Keeping a chartbook and holding regular review sessions allowed him to detect what was wrong relatively quickly and figure out what was working on the setups that ended up profitably. His performance started to improve dramatically.
The problem this trader was facing was that a dissonance existed between the patterns he thought were working and the ones that actually gave him profitable results over a large enough sample size. Given enough luck, there would always be setups that did work out, which only enforced his idea that his chart patterns were working. Since there’s often not an immediate feedback loop (especially as a swing or position trader), there is a very real need to review trades and with it, review the patterns that actually ended up working and those who didn’t.
Deliberate Practice Pattern Recognition
If you don’t keep a chartbook and practice deliberately on reviewing your chart setups, there’s a very real chance that what happened to the above trader might happen to you as well. As humans, we’re often not very good at learning from our mistakes and drawing conclusions based on input that happened a while ago. We forget easily.
We need to have cause and effect right next to each other. If a specific chart pattern is so ingrained in what we’re looking for, we might feel that certain charts “look” pretty, without the feedback loop of actually realising that this doesn’t work out most of the times.
Deliberate practice will give you that immediate feedback loop that can potentially break this losing pattern. Routinely reviewing your trade setup charts will help in training your visual cortex with pattern and context recognition in combination with the results they triggered. Basically, it’s training your mind and gut on what it should be looking for. This worked. This didn’t. Remember so I don’t make the same mistake again.
If you want to know more about deliberate practice, I can very much recommend The Talent Code by Daniel Coyle.
Every professional trader should keep a chartbook, period. How you do this is up to you: it can be part of your trading journal (Edgewonk does a great job of integrating this in their journal), you can keep the screenshots in software like Evernote or just create print-outs of your charts.
I know some traders who even make full video recordings of their trading session to review afterwards, similar to what NFL players do before and after they play a game. Whatever you choose, make sure you have an easy way to review the charts quickly before your trading session and after a trading week.

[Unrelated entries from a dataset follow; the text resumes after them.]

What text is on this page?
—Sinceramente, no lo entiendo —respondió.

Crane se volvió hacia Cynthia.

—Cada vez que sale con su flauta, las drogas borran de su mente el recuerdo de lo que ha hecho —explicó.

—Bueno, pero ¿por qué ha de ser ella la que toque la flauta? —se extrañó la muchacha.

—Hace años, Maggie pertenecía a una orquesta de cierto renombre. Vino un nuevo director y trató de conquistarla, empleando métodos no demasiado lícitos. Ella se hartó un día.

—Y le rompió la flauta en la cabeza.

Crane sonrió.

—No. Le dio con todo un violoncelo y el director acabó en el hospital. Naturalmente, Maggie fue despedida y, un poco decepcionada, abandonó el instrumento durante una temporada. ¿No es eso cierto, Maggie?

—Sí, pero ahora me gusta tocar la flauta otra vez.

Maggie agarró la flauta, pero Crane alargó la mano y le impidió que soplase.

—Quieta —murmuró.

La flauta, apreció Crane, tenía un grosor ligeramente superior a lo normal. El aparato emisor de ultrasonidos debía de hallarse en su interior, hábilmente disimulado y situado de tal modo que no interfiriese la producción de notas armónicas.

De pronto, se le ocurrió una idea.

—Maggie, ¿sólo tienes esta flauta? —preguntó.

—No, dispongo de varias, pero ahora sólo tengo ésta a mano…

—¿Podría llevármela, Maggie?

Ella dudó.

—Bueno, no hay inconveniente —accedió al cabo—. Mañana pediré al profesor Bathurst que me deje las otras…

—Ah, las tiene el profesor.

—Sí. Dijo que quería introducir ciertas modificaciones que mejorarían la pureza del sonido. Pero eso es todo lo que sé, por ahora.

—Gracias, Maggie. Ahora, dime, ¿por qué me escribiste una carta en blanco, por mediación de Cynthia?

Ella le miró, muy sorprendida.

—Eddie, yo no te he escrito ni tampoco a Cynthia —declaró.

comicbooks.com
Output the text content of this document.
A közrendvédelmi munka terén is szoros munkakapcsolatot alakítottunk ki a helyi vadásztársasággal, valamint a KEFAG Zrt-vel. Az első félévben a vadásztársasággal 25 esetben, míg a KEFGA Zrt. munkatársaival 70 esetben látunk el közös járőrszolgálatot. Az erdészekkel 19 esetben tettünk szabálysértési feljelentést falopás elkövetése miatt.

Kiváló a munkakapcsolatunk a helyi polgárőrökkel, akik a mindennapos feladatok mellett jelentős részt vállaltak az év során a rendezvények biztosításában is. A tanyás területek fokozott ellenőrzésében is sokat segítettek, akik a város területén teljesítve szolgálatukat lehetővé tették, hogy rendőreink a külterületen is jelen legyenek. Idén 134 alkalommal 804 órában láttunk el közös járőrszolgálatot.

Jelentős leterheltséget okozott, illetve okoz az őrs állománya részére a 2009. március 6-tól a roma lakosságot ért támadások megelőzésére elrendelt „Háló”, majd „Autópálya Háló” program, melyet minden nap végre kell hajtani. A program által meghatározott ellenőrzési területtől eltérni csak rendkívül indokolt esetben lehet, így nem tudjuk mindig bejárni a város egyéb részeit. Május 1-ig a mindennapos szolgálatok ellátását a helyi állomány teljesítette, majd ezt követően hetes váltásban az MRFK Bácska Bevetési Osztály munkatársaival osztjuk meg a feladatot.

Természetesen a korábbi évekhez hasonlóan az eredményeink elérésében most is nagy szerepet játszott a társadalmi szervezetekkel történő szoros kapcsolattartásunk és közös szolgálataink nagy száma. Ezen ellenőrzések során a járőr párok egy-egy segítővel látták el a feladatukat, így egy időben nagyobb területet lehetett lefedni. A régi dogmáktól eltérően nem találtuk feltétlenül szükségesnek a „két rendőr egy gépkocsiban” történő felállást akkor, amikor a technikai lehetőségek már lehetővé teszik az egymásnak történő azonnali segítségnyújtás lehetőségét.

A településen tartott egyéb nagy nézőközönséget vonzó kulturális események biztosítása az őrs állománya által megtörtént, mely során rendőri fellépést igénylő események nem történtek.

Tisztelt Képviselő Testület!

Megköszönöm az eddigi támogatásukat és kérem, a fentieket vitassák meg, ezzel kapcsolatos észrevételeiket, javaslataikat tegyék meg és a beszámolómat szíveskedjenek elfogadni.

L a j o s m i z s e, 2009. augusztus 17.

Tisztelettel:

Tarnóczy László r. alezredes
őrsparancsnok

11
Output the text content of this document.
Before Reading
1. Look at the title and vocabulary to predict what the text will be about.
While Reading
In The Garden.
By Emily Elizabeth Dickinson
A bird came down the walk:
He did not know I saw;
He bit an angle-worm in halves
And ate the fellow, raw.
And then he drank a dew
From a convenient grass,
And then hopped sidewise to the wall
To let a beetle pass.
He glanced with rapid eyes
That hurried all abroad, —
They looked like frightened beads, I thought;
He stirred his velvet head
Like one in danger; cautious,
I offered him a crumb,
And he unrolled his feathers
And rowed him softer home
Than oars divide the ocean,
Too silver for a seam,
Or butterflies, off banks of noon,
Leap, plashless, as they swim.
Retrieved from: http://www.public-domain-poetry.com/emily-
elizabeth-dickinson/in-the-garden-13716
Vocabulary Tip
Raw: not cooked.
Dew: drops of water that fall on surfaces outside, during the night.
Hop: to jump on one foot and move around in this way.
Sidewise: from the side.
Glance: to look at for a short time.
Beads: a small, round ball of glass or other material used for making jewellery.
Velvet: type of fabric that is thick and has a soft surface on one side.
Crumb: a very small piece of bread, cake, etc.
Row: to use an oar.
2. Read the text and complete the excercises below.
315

Keeping a chartbook has many benefits:
- It reduces the dissonance between what you thought worked and what actually works
- It allows you to find new ways and patterns to tackle the market
- It gives you a visual reminder before a trading session to know what you’re looking for
- It will build confidence over time to execute your trading system flawlessly
Give it a try! You might be surprised at how soon you start to see new patterns emerge and your trading performance improve.